Ils deviendront plus tard les modèles d'Egon, qu'il étudiera inlassablement: Rembrandt, Vermeer, van Goyen, Rubens, Bruegel, van der Weyden, van Dyck, Hals, Holbein. |
||
Egon passe ses premières années avec son frère cadet Alexis à Paris, dans le 17e arrondissement, où leurs parents s'étaient installés quelques années auparavant dans un immeuble moderne. Ils lui ont légué leurs dons artistiques. Son père Conrad, germano-balte, est un pianiste extrêmement doué, sa mère Jeanne, belgo-hollandaise, un écrivain-philosophe. Leur maison est ouverte à de nombreux artistes et ils entretiennent des liens d'amitié avec des personnalités célèbres de l’époque, tels les Prix Nobel de littérature Romain Rolland et Maurice Maeterlinck, l'écrivain Guy de Pourtalès et les musiciens Carl Schuricht, le chef d'orchestre, et Pablo Casals, le violoncelliste, avec lequel Conrad fera de la musique et correspondra pendant cinquante ans.
|
||
Conrad et Jeanne quittent Paris pour Wiesbaden (Allemagne),
alors en plein développement, où ils s'installent en 1907 dans une villa au milieu d'un parc voisin du centre thermal. Ils voyagent beaucoup dans les provinces baltes, en Allemagne, en Hollande, en Belgique, en France, en Italie et en Suisse. Comme ils sont citoyens de l'empire russe, chaque déplacement hors des frontières est précédé de formalités interminables. Qu'il s’agisse de vacances ou de la visite d’amis et de membres d’une famille riche en ramifications, un visa de sortie, de transit ou de rentrée est indispensable. |
||
En novembre 1913, ils se rendent en Suisse, où ils se fixent à Genève. Ce qui les y attire: l'atmosphère internationale, mais aussi la crainte née de la situation politique – le conflit s'annonce. En outre, Egon souffre d'une affection tuberculeuse qui requiert l'air de la montagne, où il peut faire plusieurs séjours.

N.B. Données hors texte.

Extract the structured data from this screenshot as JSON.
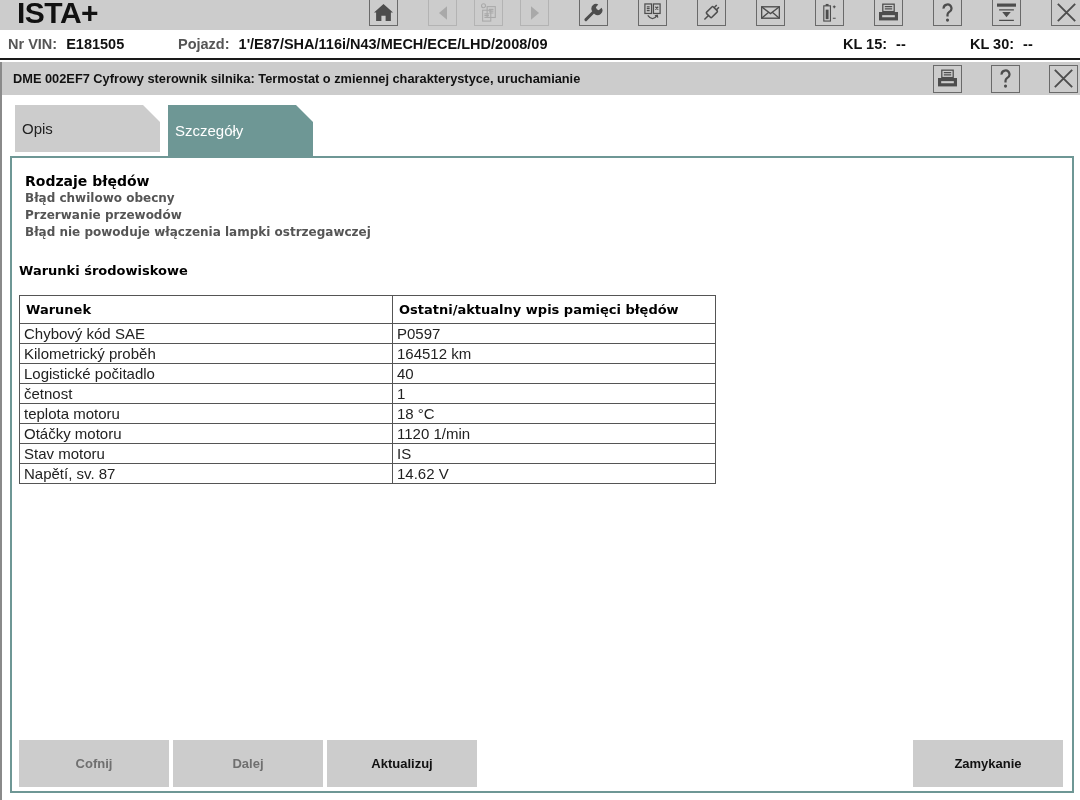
{
  "app": {
    "title": "ISTA+",
    "toolbar": [
      {
        "kind": "home",
        "disabled": false
      },
      {
        "kind": "back",
        "disabled": true
      },
      {
        "kind": "documents",
        "disabled": true
      },
      {
        "kind": "forward",
        "disabled": true
      },
      {
        "kind": "wrench",
        "disabled": false
      },
      {
        "kind": "exchange",
        "disabled": false
      },
      {
        "kind": "plug",
        "disabled": false
      },
      {
        "kind": "mail",
        "disabled": false
      },
      {
        "kind": "battery",
        "disabled": false
      },
      {
        "kind": "print",
        "disabled": false
      },
      {
        "kind": "help",
        "disabled": false
      },
      {
        "kind": "panel",
        "disabled": false
      },
      {
        "kind": "close",
        "disabled": false
      }
    ]
  },
  "vehicle_bar": {
    "fields": [
      {
        "label": "Nr VIN:",
        "value": "E181505"
      },
      {
        "label": "Pojazd:",
        "value": "1'/E87/SHA/116i/N43/MECH/ECE/LHD/2008/09"
      }
    ],
    "terminals": [
      {
        "label": "KL 15:",
        "value": "--"
      },
      {
        "label": "KL 30:",
        "value": "--"
      }
    ]
  },
  "dialog": {
    "title": "DME 002EF7 Cyfrowy sterownik silnika: Termostat o zmiennej charakterystyce, uruchamianie",
    "title_buttons": [
      {
        "kind": "print"
      },
      {
        "kind": "help"
      },
      {
        "kind": "close"
      }
    ],
    "tabs": [
      {
        "label": "Opis",
        "selected": false
      },
      {
        "label": "Szczegóły",
        "selected": true
      }
    ],
    "fault_types": {
      "heading": "Rodzaje błędów",
      "items": [
        "Błąd chwilowo obecny",
        "Przerwanie przewodów",
        "Błąd nie powoduje włączenia lampki ostrzegawczej"
      ]
    },
    "environment": {
      "heading": "Warunki środowiskowe",
      "table": {
        "columns": [
          "Warunek",
          "Ostatni/aktualny wpis pamięci błędów"
        ],
        "rows": [
          [
            "Chybový kód SAE",
            "P0597"
          ],
          [
            "Kilometrický proběh",
            "164512 km"
          ],
          [
            "Logistické počitadlo",
            "40"
          ],
          [
            "četnost",
            "1"
          ],
          [
            "teplota motoru",
            "18 °C"
          ],
          [
            "Otáčky motoru",
            "1120 1/min"
          ],
          [
            "Stav motoru",
            "IS"
          ],
          [
            "Napětí, sv. 87",
            "14.62 V"
          ]
        ]
      }
    },
    "footer": {
      "left_buttons": [
        {
          "label": "Cofnij",
          "disabled": true
        },
        {
          "label": "Dalej",
          "disabled": true
        },
        {
          "label": "Aktualizuj",
          "disabled": false
        }
      ],
      "right_buttons": [
        {
          "label": "Zamykanie",
          "disabled": false
        }
      ]
    }
  }
}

C'est donc à Genève qu'ils vivront le début de la Première Guerre mondiale (le père d’Egon saute dans le dernier train de Hollande, où il avait encore une fois brièvement séjourné, pour la Suisse où se trouvent déjà sa femme et leurs enfants). |
||
Jusque là, Egon n'a connu que des gouvernantes et des précepteurs. Il quitte sa famille pour sa première école, un internat très coté à Zuoz, dans les Alpes grisonnes.
Ses parents ayant entre-temps quitté Genève pour Zurich, il y fréquente le Gymnase dès 1917. Tout jeune déjà, Egon de Vietinghoff s'essaie à la peinture. Nous ignorons les résultats de ces premières tentatives. A-t-il été encouragé par le fait qu'un de ses maîtres lui ait acheté deux toiles? Toujours est-il que son ardent désir d’exercer une activité artistique ne le laisse plus en repos. Et il n'ira pas jusqu'à la fin de sa scolarité. Il abandonne l'école à 16 ans sous l'emprise de sa volonté d'embrasser une carrière d'artiste, et de sa conviction intime que là est sa vocation. |
||
«Comme ma faculté d'appréhender le monde a toujours été visuelle, que je n'étais pas doué pour la parole et que le sens pratique me faisait défaut, il allait de soi que mon élan créateur ne pouvait tenter de se manifester que dans les arts plastiques, sculpture et peinture.»
«Quant à la question de savoir comment j'en suis arrivé à devenir peintre, la réponse est liée à l'intensité de ma sensibilité face à la vie. En effet, l'acte créateur n'est que l'expression de l'élan vital qui cherche à se manifester par une œuvre artistique.» |
||
Après un début dans l'atelier d'un sculpteur, Egon opte pour la peinture. A part les exercices habituels que constitue la représentation de bouteilles, de cruches et de pommes, il est assez rapidement recherché comme portraitiste et a la possibilité d'exposer les prémices de son art. Il n'a que 18 ans lorsque certaines de ses toiles figurent dans une exposition collective au Kunsthaus de Zurich et deux ans plus tard dans des galeries au Tessin et à Düsseldorf.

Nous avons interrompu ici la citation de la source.